Assim informou neste domingo o Ministério das Relações Exteriores italiano.
A delegação será chefiada pelo presidente da Confindustria, Emanuele Orsini, e contará também com a participação de grandes empresas italianas com operações em ambos os países.
A missão buscará aproveitar as oportunidades que oferece o acordo comercial entre a União Europeia e o Mercosul e fortalecer a presença de empresas italianas na região.
Tajani chegará a Buenos Aires no dia 8 de setembro, acompanhado também pelo ministro da Educação italiano, Giuseppe Valditara. Na capital argentina, ele se reunirá com o presidente Javier Milei, o chefe de Gabinete de Ministros, Diego Santilli, e o chanceler Pablo Quirno.
As conversas estarão centradas no fortalecimento da associação bilateral, com base no plano de ação assinado no ano passado pela primeira-ministra italiana, Giorgia Meloni, e Milei.

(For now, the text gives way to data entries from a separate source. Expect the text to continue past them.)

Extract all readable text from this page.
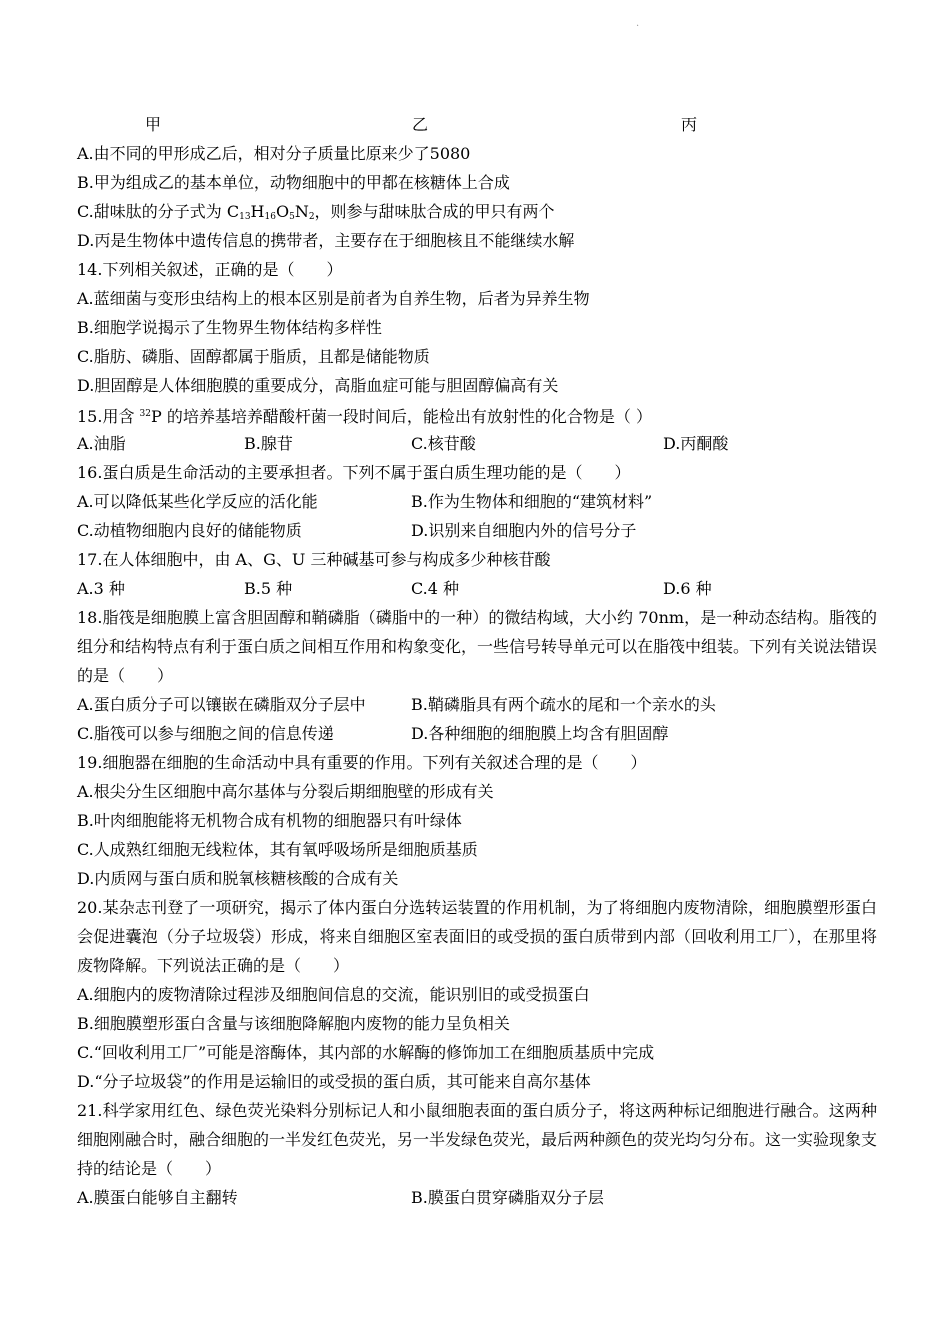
.
甲	乙	丙
A.由不同的甲形成乙后，相对分子质量比原来少了5080
B.甲为组成乙的基本单位，动物细胞中的甲都在核糖体上合成
C.甜味肽的分子式为 $C_{13}H_{16}O_5N_2$，则参与甜味肽合成的甲只有两个
D.丙是生物体中遗传信息的携带者，主要存在于细胞核且不能继续水解
14.下列相关叙述，正确的是（　　）
A.蓝细菌与变形虫结构上的根本区别是前者为自养生物，后者为异养生物
B.细胞学说揭示了生物界生物体结构多样性
C.脂肪、磷脂、固醇都属于脂质，且都是储能物质
D.胆固醇是人体细胞膜的重要成分，高脂血症可能与胆固醇偏高有关
15.用含 $^{32}$P 的培养基培养醋酸杆菌一段时间后，能检出有放射性的化合物是（ ）
A.油脂	B.腺苷	C.核苷酸	D.丙酮酸
16.蛋白质是生命活动的主要承担者。下列不属于蛋白质生理功能的是（　　）
A.可以降低某些化学反应的活化能	B.作为生物体和细胞的“建筑材料”
C.动植物细胞内良好的储能物质	D.识别来自细胞内外的信号分子
17.在人体细胞中，由 A、G、U 三种碱基可参与构成多少种核苷酸
A.3 种	B.5 种	C.4 种	D.6 种
18.脂筏是细胞膜上富含胆固醇和鞘磷脂（磷脂中的一种）的微结构域，大小约 70nm，是一种动态结构。脂筏的组分和结构特点有利于蛋白质之间相互作用和构象变化，一些信号转导单元可以在脂筏中组装。下列有关说法错误的是（　　）
A.蛋白质分子可以镶嵌在磷脂双分子层中	B.鞘磷脂具有两个疏水的尾和一个亲水的头
C.脂筏可以参与细胞之间的信息传递	D.各种细胞的细胞膜上均含有胆固醇
19.细胞器在细胞的生命活动中具有重要的作用。下列有关叙述合理的是（　　）
A.根尖分生区细胞中高尔基体与分裂后期细胞壁的形成有关
B.叶肉细胞能将无机物合成有机物的细胞器只有叶绿体
C.人成熟红细胞无线粒体，其有氧呼吸场所是细胞质基质
D.内质网与蛋白质和脱氧核糖核酸的合成有关
20.某杂志刊登了一项研究，揭示了体内蛋白分选转运装置的作用机制，为了将细胞内废物清除，细胞膜塑形蛋白会促进囊泡（分子垃圾袋）形成，将来自细胞区室表面旧的或受损的蛋白质带到内部（回收利用工厂），在那里将废物降解。下列说法正确的是（　　）
A.细胞内的废物清除过程涉及细胞间信息的交流，能识别旧的或受损蛋白
B.细胞膜塑形蛋白含量与该细胞降解胞内废物的能力呈负相关
C.“回收利用工厂”可能是溶酶体，其内部的水解酶的修饰加工在细胞质基质中完成
D.“分子垃圾袋”的作用是运输旧的或受损的蛋白质，其可能来自高尔基体
21.科学家用红色、绿色荧光染料分别标记人和小鼠细胞表面的蛋白质分子，将这两种标记细胞进行融合。这两种细胞刚融合时，融合细胞的一半发红色荧光，另一半发绿色荧光，最后两种颜色的荧光均匀分布。这一实验现象支持的结论是（　　）
A.膜蛋白能够自主翻转	B.膜蛋白贯穿磷脂双分子层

Também farão parte da agenda o presidente da Agência ICE, Matteo Zoppas; o diretor executivo da Sace, Michele Pignotti; e a titular da Simest, Regina Corradini D’Arienzo.
A chamada “diplomacia do crescimento” será um dos pilares da visita à Argentina. Tajani e Quirno abrirão um encontro com grandes empresas italianas e argentinas e, posteriormente, participarão, juntamente com Valditara e representantes da Confindustria, de um fórum empresarial destinado a promover novos investimentos e oportunidades comerciais.
Na Argentina operam atualmente mais de 300 empresas com capital italiano, com perspectivas de expansão especialmente em setores como energia, agroalimentação, indústria farmacêutica, maquinário, novas tecnologias e defesa.
Tajani viajará no dia 9 de setembro para São Paulo, onde permanecerá até o dia 10, em o que será a sua terceira visita ao Brasil desde o início de seu mandato. Lá, ele se reunirá com o ministro de Desenvolvimento, Indústria, Comércio e Serviços, Márcio Rosa, e também presidirá um fórum econômico com empresários de ambos os países.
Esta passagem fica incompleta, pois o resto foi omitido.